Securities and Exchange Commission v Behrens, et al
Filing
384
MEMORANDUM AND ORDER regarding Notice of Appeal filing 380 . The defendant is not entitled to proceed in forma pauperis on appeal. The Clerk of the Court is directed to forward a copy of this memorandum and order to the Eighth Circuit Court of Appeals. Ordered by Judge John M. Gerrard. (Copy mailed to pro se party; sent electronically to the Court of Appeals)(GJG)
IN THE UNITED STATES DISTRICT COURT
FOR THE DISTRICT OF NEBRASKA
SECURITIES AND EXCHANGE
COMMISSION,
8:08-CV-13
Plaintiff,
vs.
MEMORANDUM AND ORDER
BRYAN S. BEHRENS, et al.,
Defendants.
This matter is before the Court on a notice of appeal (filing 380) filed by
pro se defendant Bryan S. Behrens. The notice of appeal was not accompanied
by the appellate filing fee. Filing 381. Furthermore, the Court finds, pursuant
to 28 U.S.C. § 1915(a)(3), that the defendant may not take this appeal in
forma pauperis. See Henderson v. Norris, 129 F.3d 481, 485 (8th Cir. 1997).
A litigant seeking to appeal a judgment must either pay the required
filing fees, see Fed. R. App. P. 3(e), or proceed in forma pauperis pursuant to
§ 1915(a). But § 1915(a)(3) provides that "[a]n appeal may not be taken in
forma pauperis if the trial court certifies in writing that it is not taken in
good faith." An appellant demonstrates good faith by seeking appellate
review of any issue that is not frivolous. Coppedge v. United States, 369 U.S.
438, 445 (1962); Ellis v. United States, 356 U.S. 674, 674 (1958). An indigent
appellant should be allowed to proceed in forma pauperis unless the issues
raised are so frivolous that the appeal would be dismissed in the case of a
non-indigent litigant. Coppedge, 369 U.S. at 447; Ellis, 356 U.S. at 675.
An appeal is frivolous where none of the legal points are arguable on
their merits—when the result is obvious or the appellant's argument is
wholly without merit. See, Neitzke v. Williams, 490 U.S. 319, 325 (1989);
Misischia v. St. John's Mercy Health Sys., 457 F.3d 800, 806 (8th Cir. 2006).

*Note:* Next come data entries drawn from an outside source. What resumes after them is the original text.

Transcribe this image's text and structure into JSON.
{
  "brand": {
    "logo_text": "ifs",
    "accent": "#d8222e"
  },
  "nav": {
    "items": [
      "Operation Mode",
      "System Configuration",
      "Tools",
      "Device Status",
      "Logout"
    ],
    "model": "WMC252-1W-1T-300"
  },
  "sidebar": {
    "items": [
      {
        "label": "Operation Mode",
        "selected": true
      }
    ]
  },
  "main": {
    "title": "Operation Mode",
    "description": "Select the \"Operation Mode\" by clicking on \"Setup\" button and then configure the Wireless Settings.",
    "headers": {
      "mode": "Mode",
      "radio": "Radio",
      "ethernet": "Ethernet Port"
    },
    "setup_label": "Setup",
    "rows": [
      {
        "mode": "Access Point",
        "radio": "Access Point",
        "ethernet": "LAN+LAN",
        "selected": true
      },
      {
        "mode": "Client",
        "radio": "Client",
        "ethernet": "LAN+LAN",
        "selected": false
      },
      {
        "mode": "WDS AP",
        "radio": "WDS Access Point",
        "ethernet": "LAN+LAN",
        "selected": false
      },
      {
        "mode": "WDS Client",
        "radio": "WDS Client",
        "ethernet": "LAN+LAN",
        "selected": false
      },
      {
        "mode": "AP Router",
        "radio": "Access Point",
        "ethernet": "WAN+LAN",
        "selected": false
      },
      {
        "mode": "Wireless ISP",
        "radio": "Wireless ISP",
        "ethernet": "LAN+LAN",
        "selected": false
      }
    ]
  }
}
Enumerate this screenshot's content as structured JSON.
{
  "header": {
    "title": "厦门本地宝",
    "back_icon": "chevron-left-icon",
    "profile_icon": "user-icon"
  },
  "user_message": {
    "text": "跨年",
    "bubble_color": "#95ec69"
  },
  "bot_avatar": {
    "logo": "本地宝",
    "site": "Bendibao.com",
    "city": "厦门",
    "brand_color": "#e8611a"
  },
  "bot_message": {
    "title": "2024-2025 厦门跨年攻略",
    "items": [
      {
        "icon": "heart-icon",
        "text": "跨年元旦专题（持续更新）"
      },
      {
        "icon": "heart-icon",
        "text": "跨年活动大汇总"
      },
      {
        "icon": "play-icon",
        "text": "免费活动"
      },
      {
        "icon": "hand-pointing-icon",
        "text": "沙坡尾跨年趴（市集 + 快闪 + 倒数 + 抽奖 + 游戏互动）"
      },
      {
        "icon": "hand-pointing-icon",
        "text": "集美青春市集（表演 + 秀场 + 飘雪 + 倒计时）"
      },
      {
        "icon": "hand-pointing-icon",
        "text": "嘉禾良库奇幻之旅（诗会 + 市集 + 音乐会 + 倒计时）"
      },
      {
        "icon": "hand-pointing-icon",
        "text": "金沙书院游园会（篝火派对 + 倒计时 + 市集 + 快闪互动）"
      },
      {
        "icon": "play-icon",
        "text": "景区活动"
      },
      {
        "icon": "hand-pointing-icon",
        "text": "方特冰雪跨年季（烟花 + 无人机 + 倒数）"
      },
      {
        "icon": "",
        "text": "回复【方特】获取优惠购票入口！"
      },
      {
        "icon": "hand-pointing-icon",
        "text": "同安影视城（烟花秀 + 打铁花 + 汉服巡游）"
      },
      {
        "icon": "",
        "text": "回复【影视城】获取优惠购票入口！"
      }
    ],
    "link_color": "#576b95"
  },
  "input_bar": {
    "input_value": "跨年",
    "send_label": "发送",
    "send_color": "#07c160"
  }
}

And while such a finding should be made only in extreme cases, it is proper
when a party attempts to appeal from an order that is clearly not appealable.
See Cohen v. Curtis Publ'g Co., 333 F.2d 974, 978-79 (8th Cir. 1964).
The order from which the defendant is attempting to appeal in this
case, the Court's Memorandum and Order of November 19, 2013 (filing 374)
is clearly not appealable. That order denied a motion (filing 373) that was
purportedly brought under Fed. R. Civ. P. 60(b)(4) to collaterally attack the
defendant's criminal conviction in a separate proceeding. For the reasons
explained in the Court's previous memorandum and order (filing 374), the
defendant cannot use Rule 60(b) to attack his criminal conviction. And more
to the point, there is no "final judgment, order, or proceeding" in this civil
case that is subject to relief under to Rule 60(b), and the Court cannot
entertain a Rule 60(b) motion filed before the entry of a final judgment.
Hawks v. J.P. Morgan Chase Bank, 591 F.3d 1043, 1051 n.5 (8th Cir. 2010);
Sanders v. Clemco Indus., 862 F.2d 161, 168 n.12 (8th Cir. 1988). Therefore,
the Court's order of November 19 cannot be a ruling on a Rule 60(b) motion
for purposes of establishing appellate jurisdiction. See St. Mary's Health
Center v. Bowen, 821 F.2d 493, 498-99 (8th Cir. 1987).
In short, the Court's order of November 19, 2013, is not appealable.1
See id. Because the defendant is attempting to appeal a clearly nonappealable order, the appeal is frivolous and not taken in good faith. See
Cohen, 333 F.2d at 978-79.
IT IS ORDERED:
1.
The defendant is not entitled to proceed in forma pauperis
on appeal.
2.
The Clerk of the Court is directed to forward a copy of this
memorandum and order to the Eighth Circuit Court of
Appeals.
Dated this 19th day of December, 2013.
BY THE COURT:
John M. Gerrard
United States District Judge
The Court notes, for the benefit of the other parties to this case, that the defendant's
notice of appeal from a non-appealable order does not divest the Court of jurisdiction to
proceed in the meantime. See United States v. Grabinski, 674 F.2d 677, 679 (8th Cir. 1982).